Gerade diese positive Entwicklung wäre interessant für Lehrer und Schüler und vielleicht anregend für eigene Initiativen, denn bekanntlich haben oft polnische Schulen Probleme, deutsche Partner für einen Schüleraustausch zu finden. Zum Beispiel: „35 Prozent der polnischen Gymnasiasten lernen Deutsch. 200 Städtepartnerschaften schaffen Begegnungen auf örtlicher Ebene. Aber rund 200 polnische Schulen suchen noch immer Kontakte in Deutschland - ohne Erfolg.“ (Hannoversche Allgemeine Zeitung vom 9. Oktober 1997). Immerhin wurde wenigstens bei der „Didaktischen Einführung“ festgehalten: “Die kulturellen, vor allem die wissenschaftlichen Beziehungen kamen in den siebziger Jahren zu kraftvoller Blüte“1 (S.25).

Andrerseits ist das Postulat, „das gesamte Vertragswerk zwischen Deutschland und Polen mit Leben zu erfüllen“1 (S.100) ein „alter Hut“, denn bereits 1972 wurde dies mit den „Göttinger Gesprächen“ angegangen: „Diese Göttinger Gespräche gehen auf eine deutsche Bürgerinitiative zurück. Nach der Unterzeichnung des deutsch-polnischen Vertrages vom 7. Dezember 1970 fand sich eine Handvoll Personen ohne wichtiges Amt und Mandat zusammen, um Möglichkeiten zu finden, diesen Vertrag mit Leben zu erfüllen, praktische Normalisierung zu betreiben. Initiator war der hannoversche Regierungsdirektor Hans Beske, ein Mann, der schon lange durch Reden, Schriften und Taten Deutsche und Polen zu versöhnen sucht - und den deshalb mancher anfeindete.“ (Dietrich Möller in DIE ZEIT vom 20. Oktober 1972).

Die vorliegende Lehrerhandreichung bietet eine Fülle von Materialien zum Unterricht, durchnummeriert von M 1 bis M 205, eine wirklich kompetente Sammlung, beinahe zuviel für den „normalen“ Lehrer und seine Schüler.
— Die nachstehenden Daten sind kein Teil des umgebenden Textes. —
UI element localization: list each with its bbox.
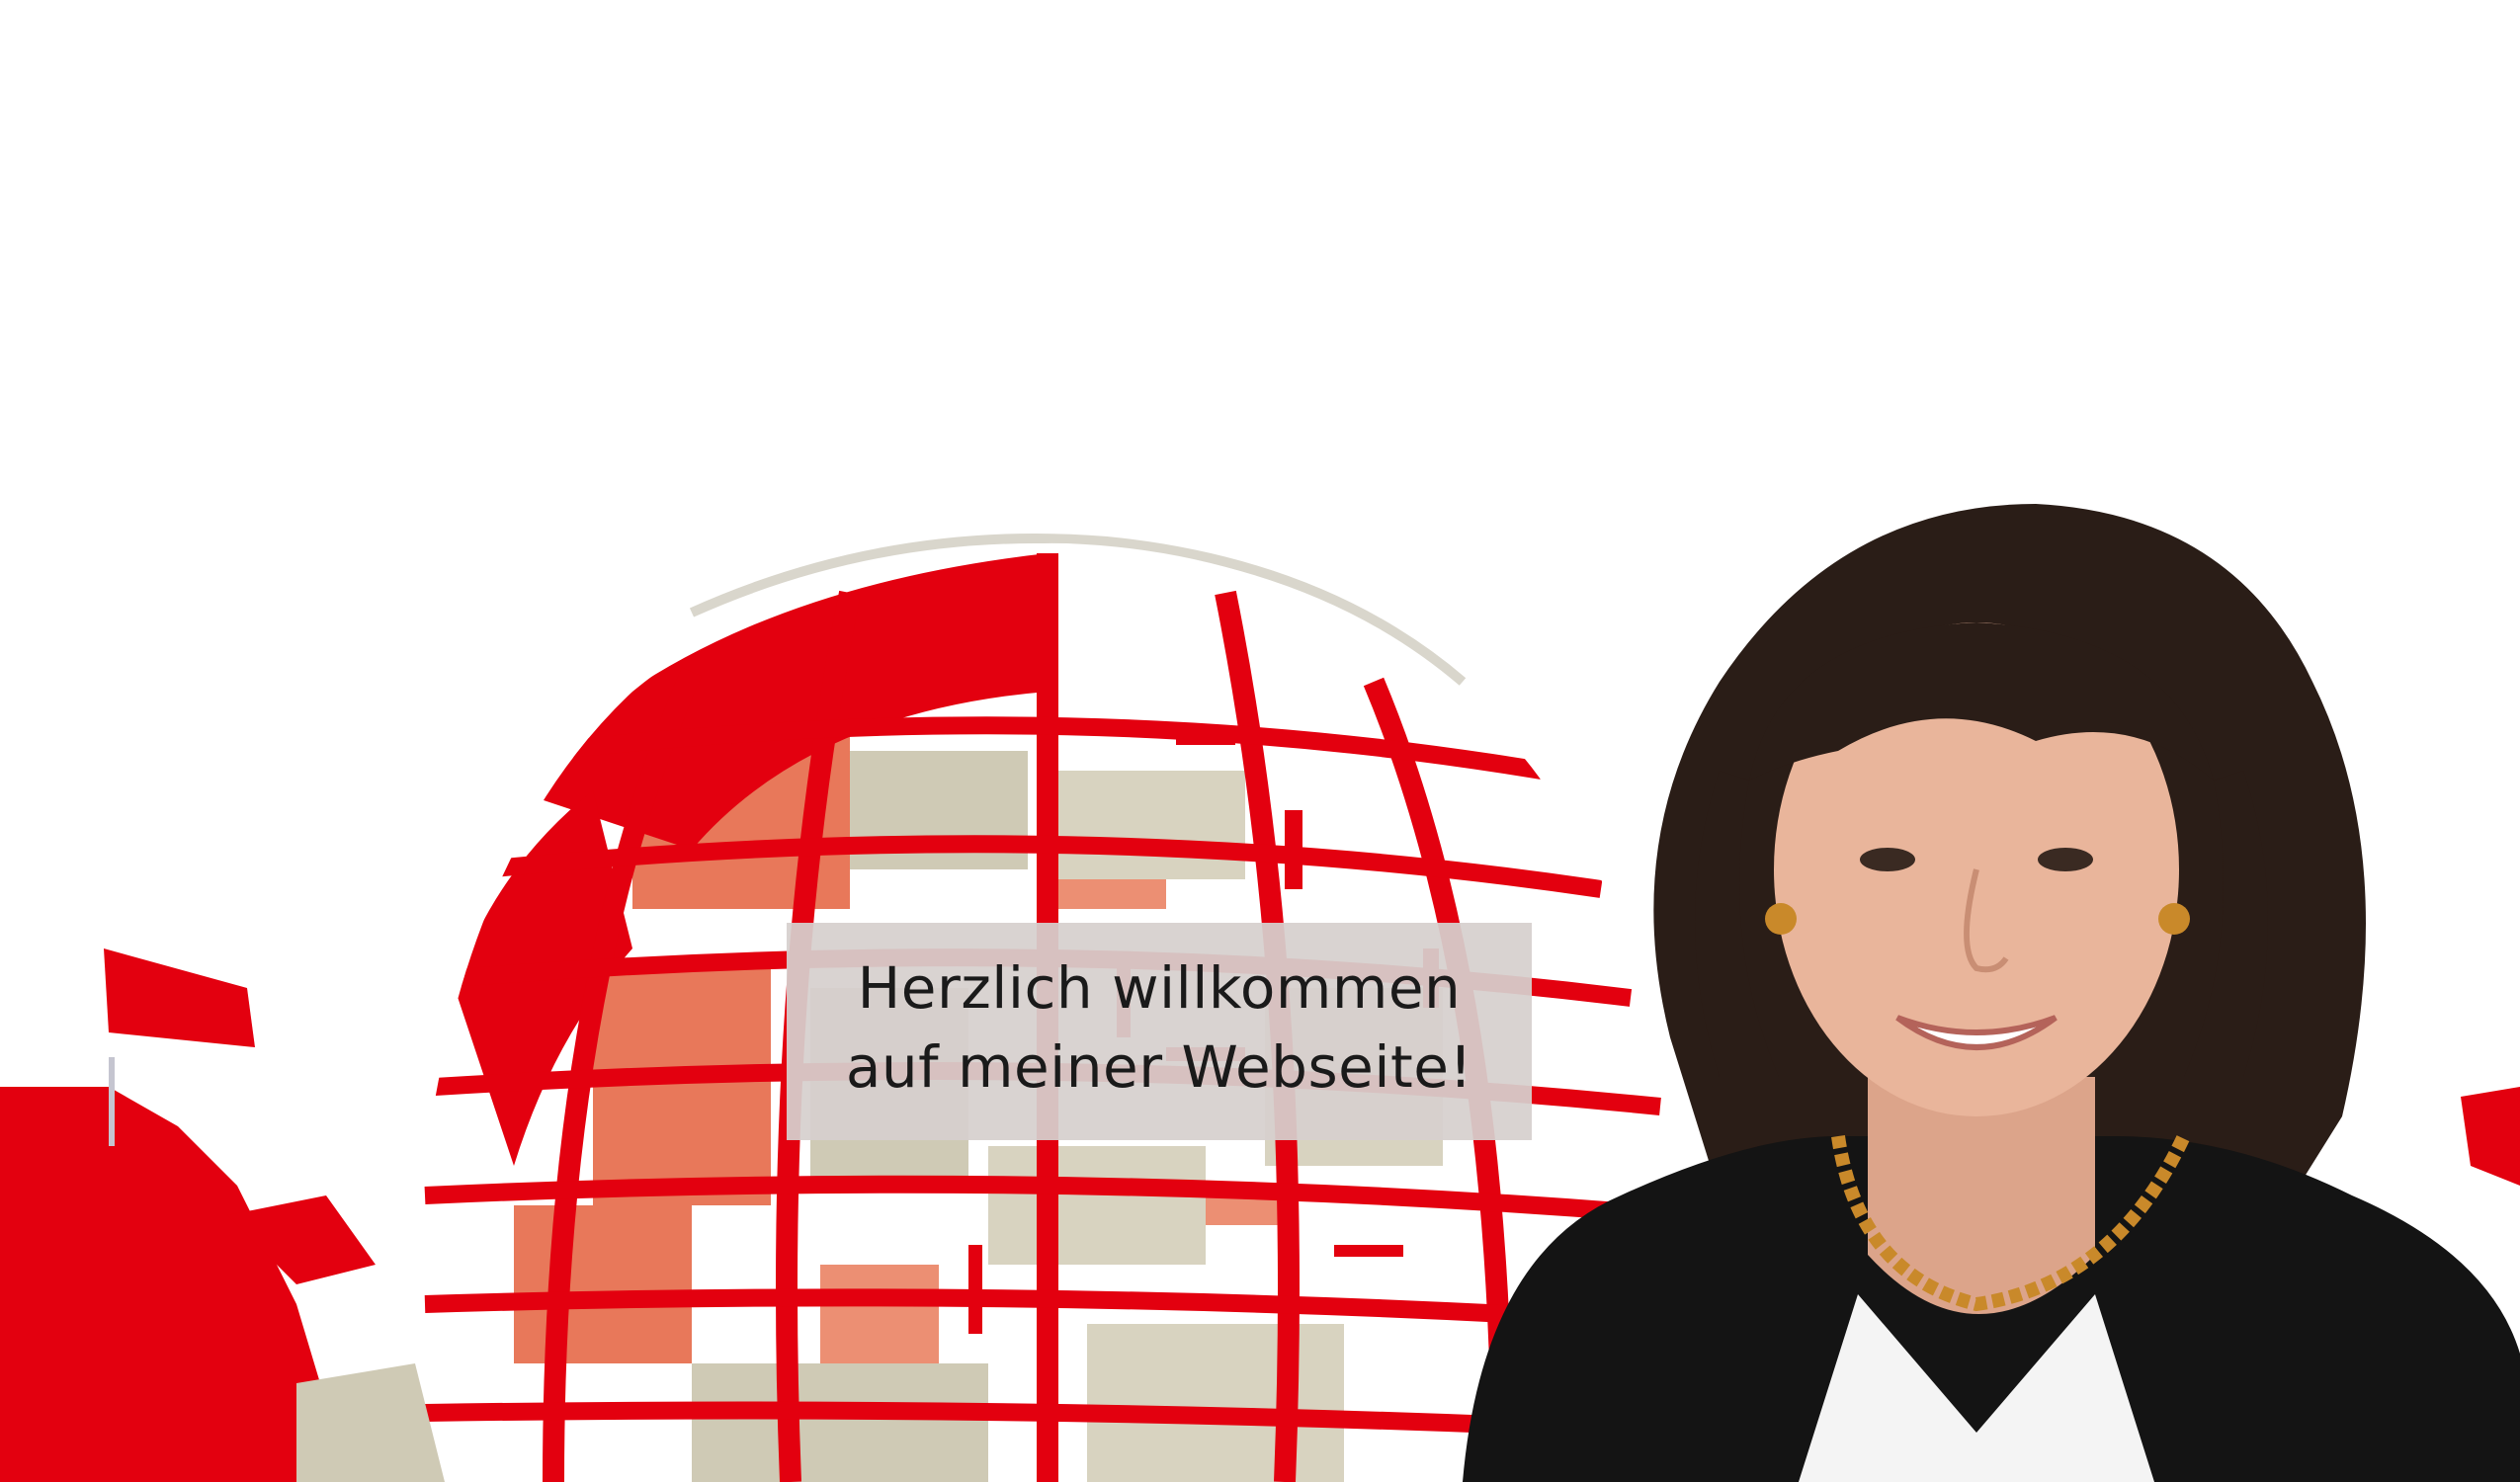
header-banner: Herzlich willkommen auf meiner Webseite!	[0, 0, 2520, 1482]
welcome-message-box: Herzlich willkommen auf meiner Webseite!	[787, 923, 1532, 1140]
welcome-line-1: Herzlich willkommen	[857, 954, 1462, 1022]
portrait-photo	[1463, 504, 2520, 1482]
welcome-line-2: auf meiner Webseite!	[845, 1033, 1473, 1101]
Es fällt dabei auf, dass einer der Schwerpunkte auf die Themen „Flucht und Vertreibung“ gelegt wurde, denn von den insgesamt 205 Anschauungsmaterialien befassen sich ca. 20 % damit. Dagegen fehlt der Hinweis, dass sich heutzutage in fast allen westdeutschen Ortschaften und Städten eine Danziger- oder Breslauer-Straße (Platz, Ring etc.) befindet. Dazu braucht man aber nur das Postleitzahlenbuch aufzuschlagen.
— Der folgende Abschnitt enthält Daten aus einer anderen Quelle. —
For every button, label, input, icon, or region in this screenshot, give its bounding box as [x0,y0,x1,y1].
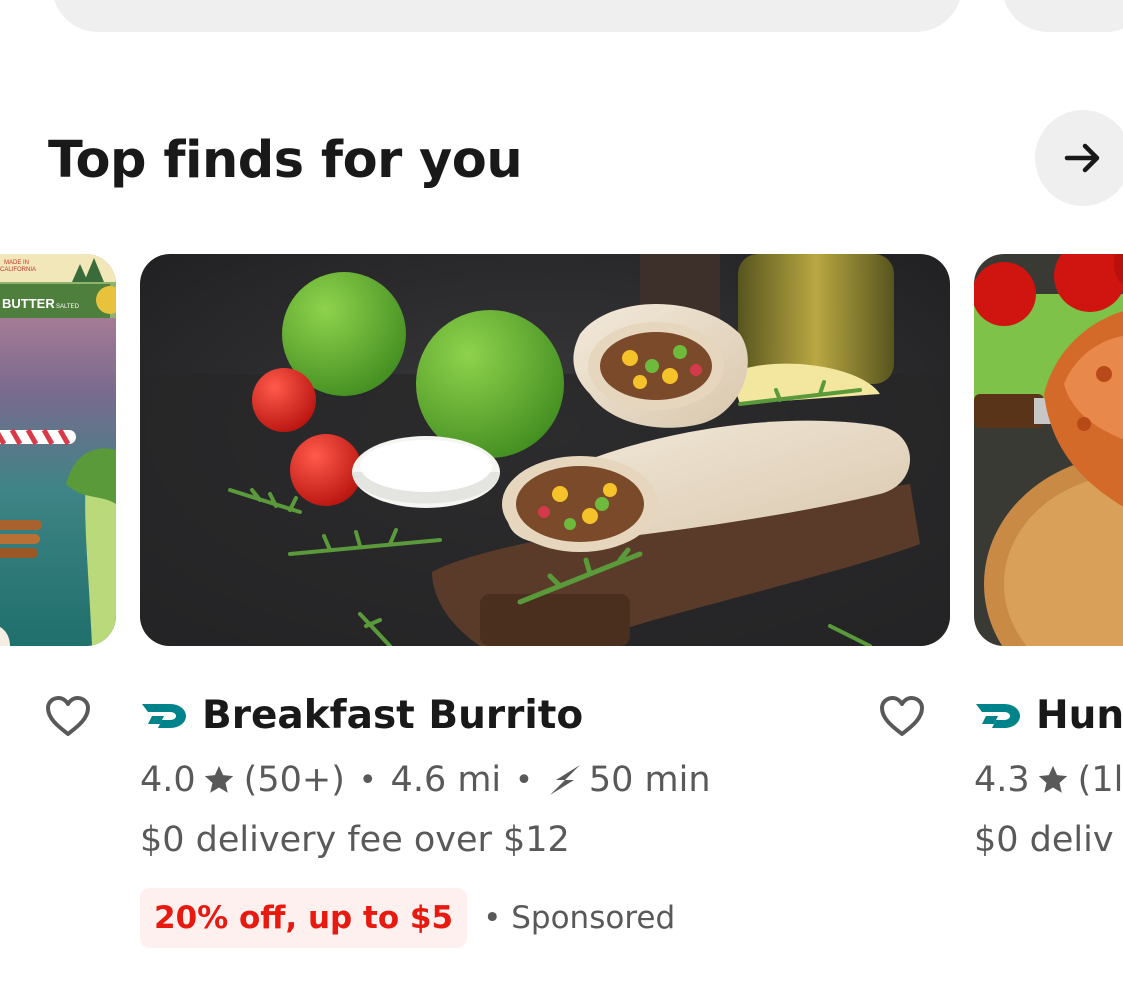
promo-row: 20% off, up to $5 • Sponsored [140,888,675,948]
rating-value: 4.0 [140,760,196,800]
left-image-made-in-text: MADE IN [4,260,29,266]
right-store-title-row[interactable]: Hun [974,690,1123,740]
separator-dot: • [515,762,533,798]
store-name[interactable]: Breakfast Burrito [202,693,583,738]
top-action-button[interactable] [1002,0,1123,32]
section-title: Top finds for you [48,131,523,190]
star-icon [204,765,233,793]
right-store-name[interactable]: Hun [1036,693,1123,738]
dashpass-icon [142,704,186,728]
right-delivery-fee: $0 deliv [974,820,1114,860]
promo-badge: 20% off, up to $5 [140,888,468,948]
arrow-right-icon [1064,143,1100,173]
star-icon [1038,765,1067,793]
breakfast-burrito-image[interactable] [140,254,950,646]
left-store-image[interactable]: MADE IN CALIFORNIA BUTTER SALTED [0,254,116,646]
store-title-row[interactable]: Breakfast Burrito [140,690,583,740]
right-rating-value: 4.3 [974,760,1030,800]
lightning-icon [549,765,580,795]
delivery-time: 50 min [588,760,711,800]
right-store-image[interactable] [974,254,1123,646]
search-bar[interactable] [52,0,962,32]
heart-outline-icon [46,696,90,736]
see-all-button[interactable] [1035,110,1123,206]
page: Top finds for you MADE IN CALIFORNIA BUT… [0,0,1123,1005]
store-meta-row: 4.0 (50+) • 4.6 mi • 50 min [140,756,711,804]
left-image-california-text: CALIFORNIA [0,267,36,273]
right-store-meta-row: 4.3 (1l [974,756,1123,804]
left-favorite-button[interactable] [44,694,92,738]
separator-dot: • [358,762,377,798]
sponsored-label: • Sponsored [483,900,675,936]
right-review-count: (1l [1077,760,1123,800]
sponsored-text: Sponsored [511,900,676,936]
left-image-salted-text: SALTED [56,304,80,310]
review-count: (50+) [243,760,345,800]
breakfast-burrito-favorite-button[interactable] [878,694,926,738]
heart-outline-icon [880,696,924,736]
separator-dot: • [483,900,502,936]
distance: 4.6 mi [390,760,502,800]
left-image-butter-text: BUTTER [2,296,55,311]
delivery-fee: $0 delivery fee over $12 [140,820,570,860]
dashpass-icon [976,704,1020,728]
Dagegen wird man von Literaturverweise gerade zu überschwemmt. Literaturhinweise dienen ja eigentlich der Vollständigkeit, wobei „Wichtiges“ in den Materialien auszugsweise zitiert wird. So weit, so gut, aber warum ausgerechnet Kurt Lück, ein sehr produktiver „Volkstumskämpfer und Forscher“ der dreißiger und vierziger Jahre zu Wort kommen muss (M 168 und M 182), verwundert mich etwas; hat er doch beispielsweise 1940 ein Buch mit dem Titel „Die Cholmer und Lubliner Deutschen kehren heim ins Vaterland“ herausgebracht, mit einem Geleitwort des Generalgouverneurs Dr. Frank und des Gauleiters und Reichsstatthalters Arthur Greiser. Daraus wurde aber nichts zitiert.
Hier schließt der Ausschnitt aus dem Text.